The Centre had admitted in 2013 that a draft on such a policy was circulated to the states and armed forces.
The use of a civilian as a ‘human shield‘ by the Indian Army in Budgam, Jammu and Kashmir, during the Srinagar byelections, had stirred the collective conscience of the nation. It left many wondering if the act by Major General Leetul Gogoi was allowed under the standard operating procedures (SOPs) laid down for the security forces. The ministry of home affairs (MHA) has, in a response to a query filed under the right to information (RTI) Act, refused to divulge the details of such SOPs, while dropping broad hints that they do exit.
Compensation for “human shield”
Although Gogoi was honoured by the army for using Farooq Ahmad Dar as a ‘human shield’, the fact that the state human rights commission (SHRC) had ordered that Dar be paid a compensation of Rs 10 lakh was indication enough that he was not a stone pelter, as alleged, and that the situation ought to have been handled differently.
Responding to the RTI filed by activist Venkatesh Nayak of the Commonwealth Human Rights Initiative, the MHA rejected his plea asking for details of the SOPs in areas where militant groups are active and use civilians as ‘human shields’.
“While the Central Public Information Officer (CPIO) did not bother to send any reply, the First Appellate Authority (FAA) of the MHA has rejected my first appeal invoking security and strategic interests of the state as grounds for for refusing disclosure,” said Nayak.
Following the Budgam episode, Nayak said he wanted to know the details of SOPs for various reasons.

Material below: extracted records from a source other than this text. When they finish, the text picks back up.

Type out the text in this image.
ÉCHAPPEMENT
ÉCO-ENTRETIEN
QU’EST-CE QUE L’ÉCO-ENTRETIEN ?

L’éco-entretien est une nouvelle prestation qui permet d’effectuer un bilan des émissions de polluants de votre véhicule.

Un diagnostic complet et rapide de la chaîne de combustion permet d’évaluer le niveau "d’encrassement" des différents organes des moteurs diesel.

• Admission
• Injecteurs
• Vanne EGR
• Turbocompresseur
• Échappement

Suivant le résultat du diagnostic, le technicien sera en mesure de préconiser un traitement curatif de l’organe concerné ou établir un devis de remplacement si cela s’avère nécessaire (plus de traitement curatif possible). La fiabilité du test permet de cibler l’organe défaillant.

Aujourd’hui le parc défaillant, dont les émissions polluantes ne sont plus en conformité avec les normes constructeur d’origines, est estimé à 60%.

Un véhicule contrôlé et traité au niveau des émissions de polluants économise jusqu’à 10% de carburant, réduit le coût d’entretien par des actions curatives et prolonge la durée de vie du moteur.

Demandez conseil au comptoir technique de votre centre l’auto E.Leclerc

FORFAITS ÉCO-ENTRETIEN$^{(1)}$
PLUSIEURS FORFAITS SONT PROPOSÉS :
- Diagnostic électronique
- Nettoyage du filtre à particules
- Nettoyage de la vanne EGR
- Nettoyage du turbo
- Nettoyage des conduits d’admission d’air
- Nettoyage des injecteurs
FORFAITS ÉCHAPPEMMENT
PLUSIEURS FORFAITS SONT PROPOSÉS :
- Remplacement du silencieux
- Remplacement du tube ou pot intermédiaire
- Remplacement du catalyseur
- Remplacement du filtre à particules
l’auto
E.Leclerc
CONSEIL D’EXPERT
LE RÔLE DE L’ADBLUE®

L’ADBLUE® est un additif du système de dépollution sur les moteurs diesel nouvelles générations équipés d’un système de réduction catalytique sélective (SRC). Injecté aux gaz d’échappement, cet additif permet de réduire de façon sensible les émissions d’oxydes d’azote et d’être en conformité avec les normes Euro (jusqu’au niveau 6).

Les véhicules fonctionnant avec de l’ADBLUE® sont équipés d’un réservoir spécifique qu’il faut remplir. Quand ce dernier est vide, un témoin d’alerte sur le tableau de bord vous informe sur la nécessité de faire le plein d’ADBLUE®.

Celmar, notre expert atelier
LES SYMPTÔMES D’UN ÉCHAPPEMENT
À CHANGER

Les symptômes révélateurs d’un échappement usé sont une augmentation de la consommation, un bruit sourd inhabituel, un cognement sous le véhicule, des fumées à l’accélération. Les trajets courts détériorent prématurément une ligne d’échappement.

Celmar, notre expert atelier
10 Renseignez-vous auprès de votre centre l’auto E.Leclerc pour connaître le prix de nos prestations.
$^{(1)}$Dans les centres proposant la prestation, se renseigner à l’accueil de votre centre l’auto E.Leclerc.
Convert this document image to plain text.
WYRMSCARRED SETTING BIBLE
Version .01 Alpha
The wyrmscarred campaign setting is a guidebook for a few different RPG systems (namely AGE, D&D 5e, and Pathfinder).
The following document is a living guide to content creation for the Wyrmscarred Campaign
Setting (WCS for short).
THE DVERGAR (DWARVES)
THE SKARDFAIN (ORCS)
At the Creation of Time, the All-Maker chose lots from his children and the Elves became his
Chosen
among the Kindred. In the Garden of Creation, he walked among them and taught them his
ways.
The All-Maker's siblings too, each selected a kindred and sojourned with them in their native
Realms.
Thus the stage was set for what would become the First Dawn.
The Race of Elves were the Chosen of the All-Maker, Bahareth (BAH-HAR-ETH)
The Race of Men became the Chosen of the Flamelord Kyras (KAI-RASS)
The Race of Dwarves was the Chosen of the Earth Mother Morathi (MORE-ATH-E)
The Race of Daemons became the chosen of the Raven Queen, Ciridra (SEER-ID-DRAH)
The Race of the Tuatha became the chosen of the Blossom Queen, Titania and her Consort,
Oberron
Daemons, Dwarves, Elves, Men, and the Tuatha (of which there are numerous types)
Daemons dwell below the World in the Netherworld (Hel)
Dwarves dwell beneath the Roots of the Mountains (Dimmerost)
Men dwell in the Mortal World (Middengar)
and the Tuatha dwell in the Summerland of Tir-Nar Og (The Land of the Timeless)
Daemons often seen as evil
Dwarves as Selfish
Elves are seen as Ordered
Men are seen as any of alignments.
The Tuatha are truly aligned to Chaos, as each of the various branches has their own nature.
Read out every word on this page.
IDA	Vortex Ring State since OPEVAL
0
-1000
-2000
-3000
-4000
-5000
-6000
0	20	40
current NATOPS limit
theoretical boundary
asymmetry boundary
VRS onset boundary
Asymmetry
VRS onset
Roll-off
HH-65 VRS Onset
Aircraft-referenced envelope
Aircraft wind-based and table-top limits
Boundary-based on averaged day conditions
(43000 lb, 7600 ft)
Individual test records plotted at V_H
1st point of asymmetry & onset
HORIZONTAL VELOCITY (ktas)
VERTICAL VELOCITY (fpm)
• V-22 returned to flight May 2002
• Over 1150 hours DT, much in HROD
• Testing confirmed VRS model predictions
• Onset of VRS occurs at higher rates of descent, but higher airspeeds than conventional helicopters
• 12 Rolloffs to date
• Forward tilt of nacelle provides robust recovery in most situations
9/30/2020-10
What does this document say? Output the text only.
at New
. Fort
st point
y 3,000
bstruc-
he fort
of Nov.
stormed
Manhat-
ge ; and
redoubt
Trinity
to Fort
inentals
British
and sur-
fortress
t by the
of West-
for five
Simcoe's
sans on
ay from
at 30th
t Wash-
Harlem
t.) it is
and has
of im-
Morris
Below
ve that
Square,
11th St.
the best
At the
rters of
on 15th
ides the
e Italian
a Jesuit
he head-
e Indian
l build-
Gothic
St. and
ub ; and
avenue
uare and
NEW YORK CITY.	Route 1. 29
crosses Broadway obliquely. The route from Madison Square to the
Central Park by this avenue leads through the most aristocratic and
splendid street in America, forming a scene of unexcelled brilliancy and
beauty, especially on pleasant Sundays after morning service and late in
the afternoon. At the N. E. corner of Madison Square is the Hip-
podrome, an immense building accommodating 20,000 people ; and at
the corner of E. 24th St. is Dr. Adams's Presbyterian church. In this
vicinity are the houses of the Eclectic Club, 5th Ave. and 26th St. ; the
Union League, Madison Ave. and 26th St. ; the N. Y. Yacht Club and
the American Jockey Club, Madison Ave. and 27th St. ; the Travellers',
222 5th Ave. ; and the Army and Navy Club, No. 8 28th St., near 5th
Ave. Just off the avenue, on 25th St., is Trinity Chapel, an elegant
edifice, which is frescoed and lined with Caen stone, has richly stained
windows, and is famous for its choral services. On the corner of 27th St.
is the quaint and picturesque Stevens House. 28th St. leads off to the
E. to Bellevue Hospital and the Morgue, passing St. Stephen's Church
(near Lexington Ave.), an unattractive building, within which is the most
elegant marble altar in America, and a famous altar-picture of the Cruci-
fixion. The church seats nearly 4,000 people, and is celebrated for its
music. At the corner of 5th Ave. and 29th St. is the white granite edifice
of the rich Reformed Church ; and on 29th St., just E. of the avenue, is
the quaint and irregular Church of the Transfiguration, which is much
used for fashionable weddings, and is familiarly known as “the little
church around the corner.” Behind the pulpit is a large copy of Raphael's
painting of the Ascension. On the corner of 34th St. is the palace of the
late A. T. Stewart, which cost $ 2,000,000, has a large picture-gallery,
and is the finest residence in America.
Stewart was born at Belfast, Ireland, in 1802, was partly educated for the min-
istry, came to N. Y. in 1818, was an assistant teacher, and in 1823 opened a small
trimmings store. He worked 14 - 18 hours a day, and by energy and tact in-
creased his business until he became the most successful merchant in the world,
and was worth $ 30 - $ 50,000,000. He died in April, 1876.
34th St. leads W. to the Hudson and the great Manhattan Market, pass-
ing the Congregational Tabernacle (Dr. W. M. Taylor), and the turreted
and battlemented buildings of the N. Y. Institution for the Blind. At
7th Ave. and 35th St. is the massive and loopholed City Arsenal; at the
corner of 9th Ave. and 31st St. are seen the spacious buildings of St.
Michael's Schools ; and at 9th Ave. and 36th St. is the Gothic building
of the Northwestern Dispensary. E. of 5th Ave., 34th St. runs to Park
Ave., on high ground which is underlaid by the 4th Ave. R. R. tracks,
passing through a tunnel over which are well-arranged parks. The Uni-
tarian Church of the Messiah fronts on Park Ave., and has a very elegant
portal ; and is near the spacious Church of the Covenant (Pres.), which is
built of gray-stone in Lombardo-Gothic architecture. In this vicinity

One major reason was that the SHRC had chosen to treat the army action as one which led to “humiliation, physical, psychological torture and wrongful confinement” of the victim, rather than the “life saving strategy” the Army portrayed it to be.
Noting that the law does not permit such treatment for even a convict, he said the media had also reported the unwillingness of some unnamed officers of the security forces to follow such coercive measures. “Instead they have expressed the desire to build better relations with local residents in conflict-affected areas.”
Centre had admitted to SOPs earlier
Nayak insisted that the Centre apparently does have SOPs on the use of ‘human shields’ but does not want to share them. “It is not as if the government had no policy on the issue of ‘human shields’ in militancy-affected areas. Almost four years before the Budgam incident occurred, a member of parliament had raised a query about the alleged ‘use of civilians as shields’ by left-wing militant groups in other parts of India,” he said.
In response to a query by P. Kumar of the All India Anna Dravida Munnetra Kazhagam in May 2013, Nayak said, the then minister of state for home had provided some statistics as well as made an important revelation about the existence of a draft SOP on ‘Maoists using villagers as human shields’, which was circulated among the armed forces and states affected by left-wing extremism (LWE) for comment. The CPIO of MHA, however, did not bother to even respond to Nayak’s query.
“Security and strategic interests” cited
When the activist, after waiting nearly two months, filed the appeal before the FAA, it was rejected on the ground that the information and documents sought were “secret in nature and disclosure of such documents would prejudicially affect the security and strategic interests of the state.”
Nayak said that this reply made it clear that the SOPs to guide security forces for handling situations with ‘human shields’ do exist and that the MHA did not want to disclose them.
Demanding that attention be paid to a statement of the MoS in 2013 that “the Central Armed Police Forces (CAPFs) have sensitised their field formations to take utmost care to avoid casualties/injuries and any form of harassment of locals while undertaking anti-naxal operations even when they are used as human shields by the Maoists… The government of India has issued instructions to all state governments/CAPFs to adhere to the highest standards of human rights during anti-LWE operations and to strictly deal with aberrations…”, he said, this policy clearly applies to states affected by LWE.
In the case of other states, including Jammu and Kashmir, he said, “it is not clear whether similar instructions and the related SOPs apply to security personnel” deployed there as well.
A different yardstick for J&K?
“If the government’s policy is to adhere to the strictest standards of human rights despite any provocation and avoid any form of harassment of locals even when they are used as “human shields” in other states, how can the use of a civilian in Jammu and Kashmir as a ‘human shield’ by security forces themselves be reconciled with this policy?”
Or, he wondered if the the policy of strict adherence to human rights standards by security forces is not applicable to Jammu and Kashmir due to its special constitutional status (under Article 370) or has been changed under the present regime.